01 - Add almond milk, frozen banana, peanut butter, cocoa powder, protein powder, and sweetener to a blender.
02 - Add vanilla extract and ice cubes if desired for added texture and creaminess.
03 - Blend on high speed until the mixture is completely smooth and creamy, approximately 30 to 60 seconds.
04 - Taste the smoothie and adjust sweetness with additional honey or maple syrup as needed.
05 - Pour into glasses and serve right away for the best flavor and consistency.

# Expert Tips:

01 -
  • This smoothie tastes like a milkshake but fuels your body like a proper meal.

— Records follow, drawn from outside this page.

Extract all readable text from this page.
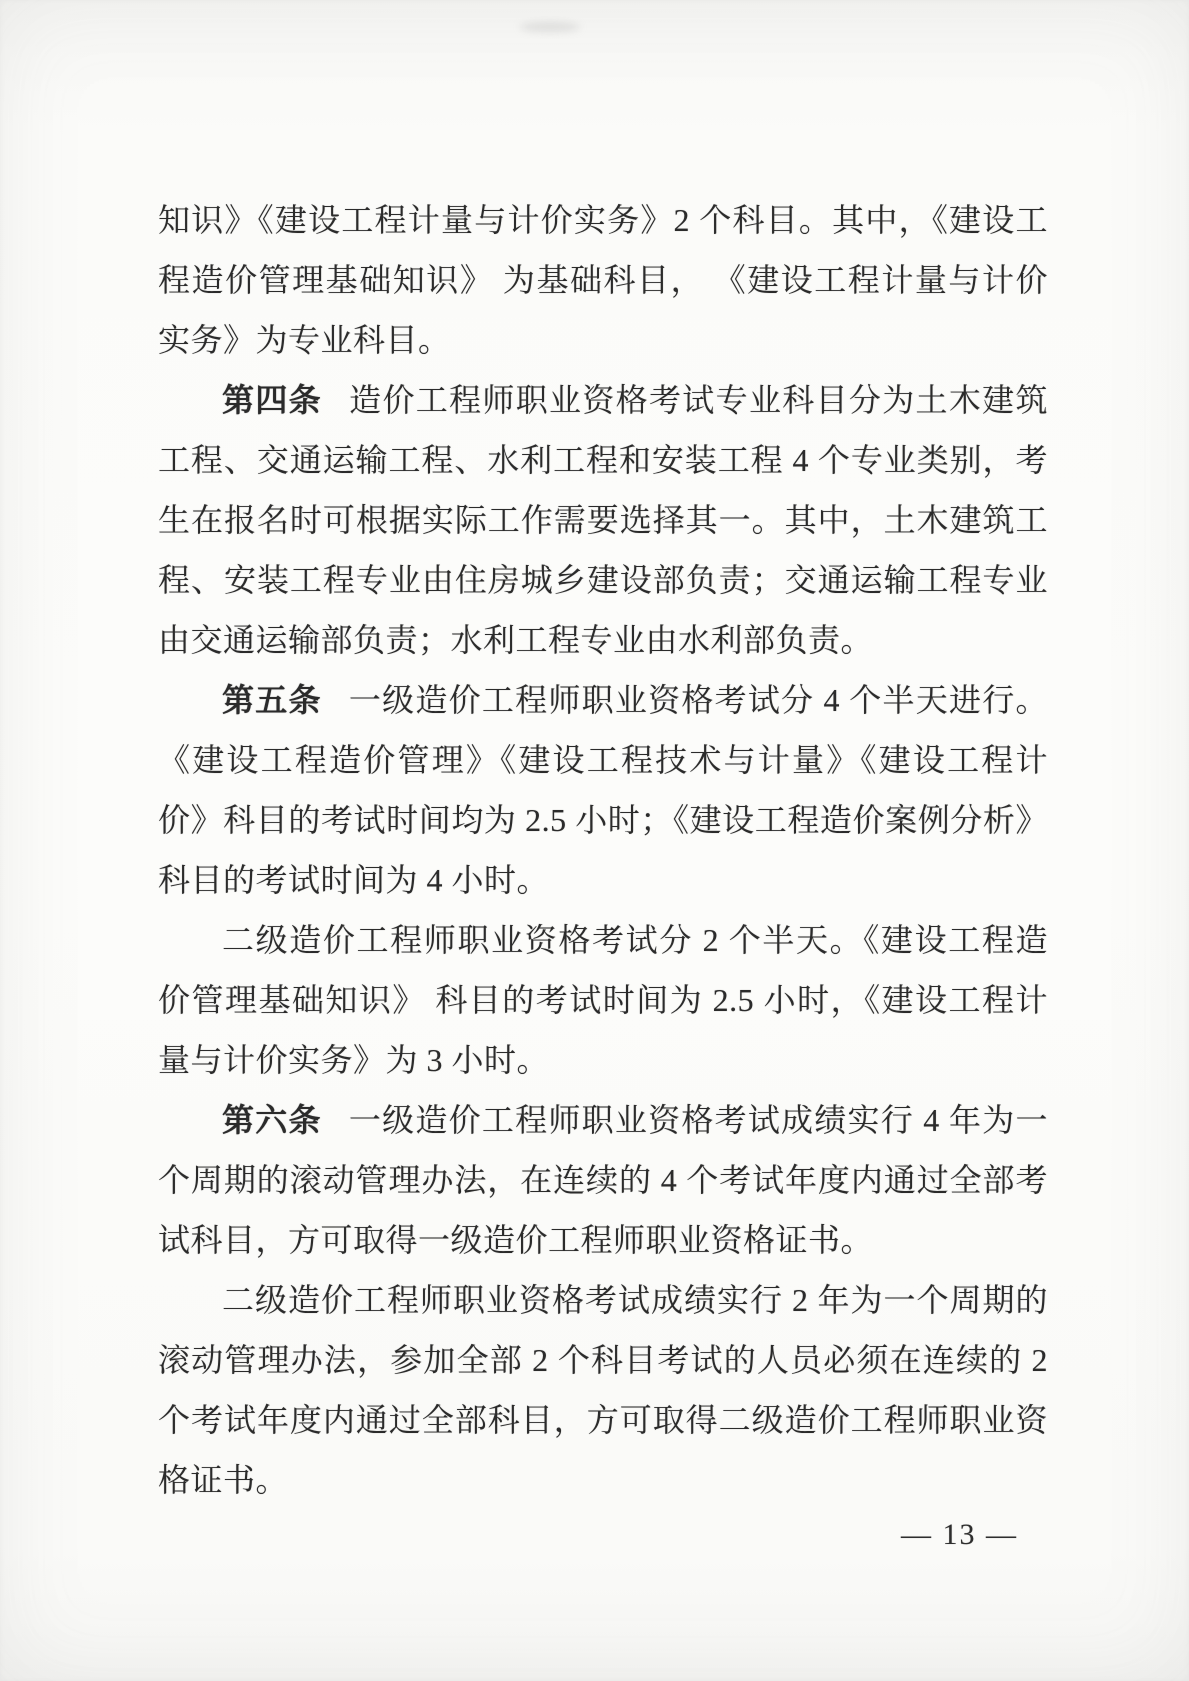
知识》《建设工程计量与计价实务》2 个科目。其中，《建设工程造价管理基础知识》 为基础科目， 《建设工程计量与计价实务》为专业科目。

第四条 造价工程师职业资格考试专业科目分为土木建筑工程、交通运输工程、水利工程和安装工程 4 个专业类别，考生在报名时可根据实际工作需要选择其一。其中，土木建筑工程、安装工程专业由住房城乡建设部负责；交通运输工程专业由交通运输部负责；水利工程专业由水利部负责。

第五条 一级造价工程师职业资格考试分 4 个半天进行。《建设工程造价管理》《建设工程技术与计量》《建设工程计价》科目的考试时间均为 2.5 小时；《建设工程造价案例分析》 科目的考试时间为 4 小时。

二级造价工程师职业资格考试分 2 个半天。《建设工程造价管理基础知识》 科目的考试时间为 2.5 小时，《建设工程计量与计价实务》为 3 小时。

第六条 一级造价工程师职业资格考试成绩实行 4 年为一个周期的滚动管理办法，在连续的 4 个考试年度内通过全部考试科目，方可取得一级造价工程师职业资格证书。

二级造价工程师职业资格考试成绩实行 2 年为一个周期的滚动管理办法，参加全部 2 个科目考试的人员必须在连续的 2 个考试年度内通过全部科目，方可取得二级造价工程师职业资格证书。

— 13 —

  • It takes five minutes from thought to first sip, which is faster than waiting in line anywhere.
02 -
  • Frozen banana is nonnegotiable if you want that thick and creamy texture because fresh banana makes it watery.
  • Add the milk before the frozen ingredients to protect your blender blades and get a smoother blend.
03 -
  • Freeze your bananas in halves rather than whole so they blend faster and easier.
  • If the smoothie is too thick, add a splash more milk and blend for just a few seconds.